Hopefully other pages (lots of other pages) link to all of the pages on your site, but that's almost certainly not 100% true. One way to ensure that Google's spiders will find all of the pages on your site, including the ones you just put up last night, is to include an XML sitemap. Fashioned in a format dictated by Google, this file offers Google a directory of all of the pages on your site - a friendly invitation to drop by each of the pages you want found. Optionally, you can include extra info for each page: date of last modification, how often the page changes, and the relative importance of the page compared to the rest of your site.

Here's an example from my Google sitemap file:


Submitting this file to Google tells the search engine that this page of my site was last modified on Novemeber 14th, changes on a weekly basis, and is (at 0.9 out of a possible 1.0) among the most important pages on my site.

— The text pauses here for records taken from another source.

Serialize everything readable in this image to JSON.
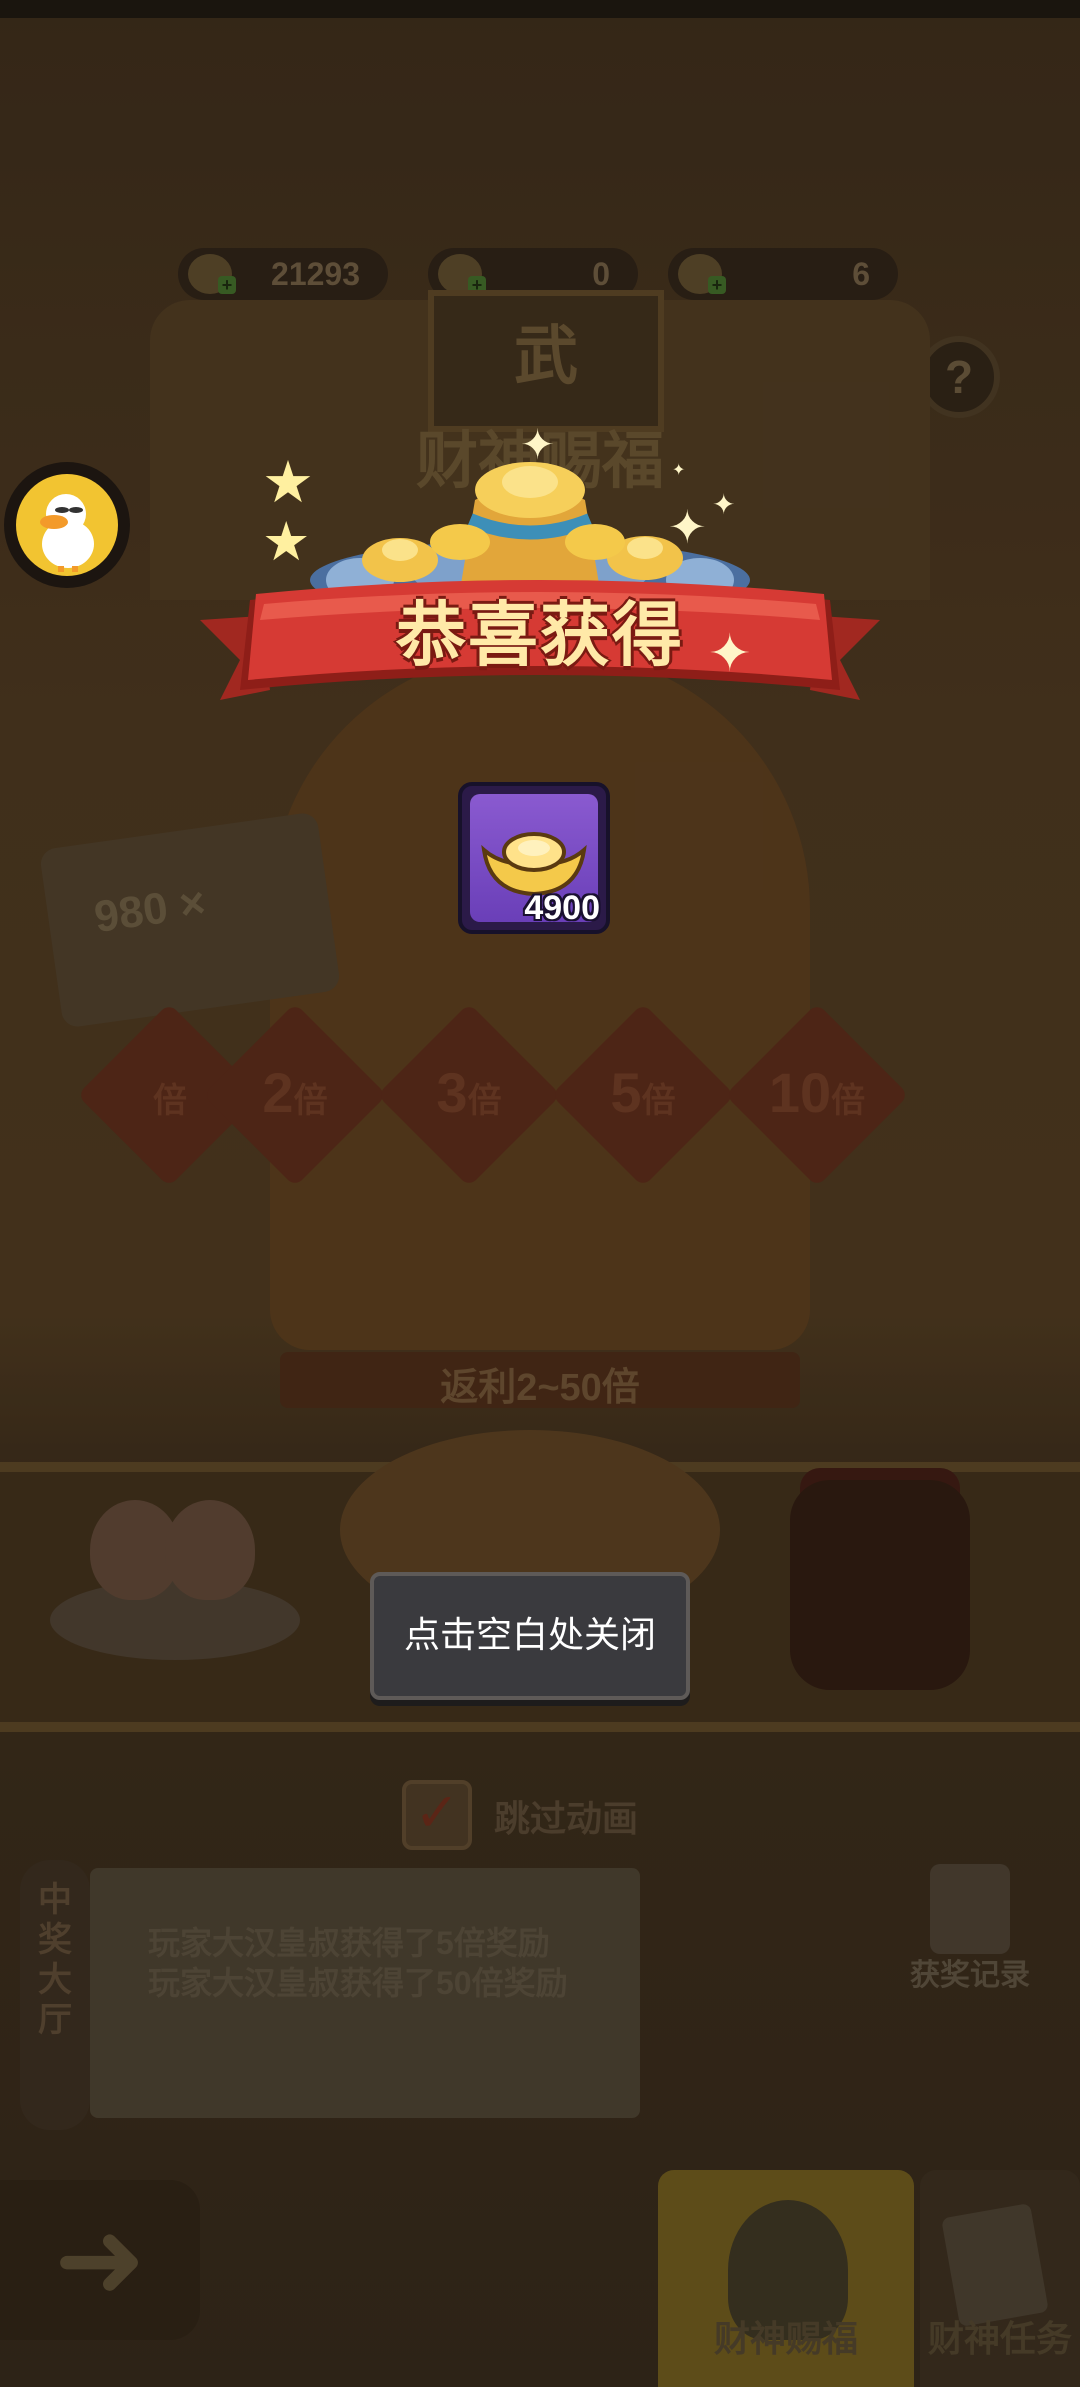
{
  "resources": [
    {
      "name": "gold-ingot",
      "value": "21293"
    },
    {
      "name": "leaf",
      "value": "0"
    },
    {
      "name": "ticket",
      "value": "6"
    }
  ],
  "help_label": "?",
  "shrine": {
    "sign": "武",
    "title": "财神赐福",
    "coin_plate": "980 ×",
    "multipliers": [
      {
        "num": "",
        "unit": "倍"
      },
      {
        "num": "2",
        "unit": "倍"
      },
      {
        "num": "3",
        "unit": "倍"
      },
      {
        "num": "5",
        "unit": "倍"
      },
      {
        "num": "10",
        "unit": "倍"
      }
    ],
    "rebate": "返利2~50倍"
  },
  "skip_animation": {
    "label": "跳过动画",
    "checked": true
  },
  "hall": {
    "label": "中奖大厅",
    "news": [
      "玩家大汉皇叔获得了5倍奖励",
      "玩家大汉皇叔获得了50倍奖励"
    ]
  },
  "records_label": "获奖记录",
  "tabs": [
    {
      "label": "财神赐福",
      "active": true
    },
    {
      "label": "财神任务",
      "active": false
    }
  ],
  "reward_popup": {
    "title": "恭喜获得",
    "item": {
      "name": "gold-ingot",
      "count": "4900"
    },
    "close_tip": "点击空白处关闭"
  },
  "colors": {
    "ribbon_red": "#d63a34",
    "item_purple": "#7a4cc6",
    "gold": "#f4c94a"
  }
}
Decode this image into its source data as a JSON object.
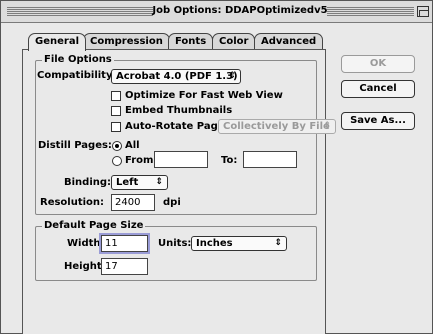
{
  "window": {
    "title": "Job Options: DDAPOptimizedv5"
  },
  "tabs": [
    {
      "label": "General",
      "active": true
    },
    {
      "label": "Compression",
      "active": false
    },
    {
      "label": "Fonts",
      "active": false
    },
    {
      "label": "Color",
      "active": false
    },
    {
      "label": "Advanced",
      "active": false
    }
  ],
  "file_options": {
    "group_title": "File Options",
    "compatibility_label": "Compatibility:",
    "compatibility_value": "Acrobat 4.0 (PDF 1.3)",
    "optimize_label": "Optimize For Fast Web View",
    "optimize_checked": false,
    "embed_thumbnails_label": "Embed Thumbnails",
    "embed_thumbnails_checked": false,
    "auto_rotate_label": "Auto-Rotate Pages:",
    "auto_rotate_checked": false,
    "auto_rotate_value": "Collectively By File",
    "distill_label": "Distill Pages:",
    "all_label": "All",
    "all_selected": true,
    "from_label": "From:",
    "from_value": "",
    "to_label": "To:",
    "to_value": "",
    "binding_label": "Binding:",
    "binding_value": "Left",
    "resolution_label": "Resolution:",
    "resolution_value": "2400",
    "resolution_unit": "dpi"
  },
  "page_size": {
    "group_title": "Default Page Size",
    "width_label": "Width:",
    "width_value": "11",
    "units_label": "Units:",
    "units_value": "Inches",
    "height_label": "Height:",
    "height_value": "17"
  },
  "buttons": {
    "ok": "OK",
    "cancel": "Cancel",
    "save_as": "Save As..."
  },
  "icons": {
    "popup_arrow": "updown-arrows-icon",
    "zoom_box": "zoom-box-icon"
  }
}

Many web authoring systems (blog software, content-management systems, and the like) make easy the process of creating a sitemap file. There are free sites which will do this for you. And you can always do it yourself, by hand or programmatically: the sitemap file I built for my site populates the listing of pages from the database in which I store page content. Periodically - after each content update - I'll resubmit the sitemap to Google using their webmaster tools.

A few weeks ago, Google, Yahoo, and MSN all agreed on a common format for sitemaps - Google's format. Microsoft says they will implement this in 2007; Yahoo and Google have already implemented it. This is good news (and less work) for those of us already using sitemap files.

Will adding an XML sitemap file to your site dramatically boost search engine rankings? Certainly not. But Google's sitemap is one more tool to help ensure that the content you want found gets found.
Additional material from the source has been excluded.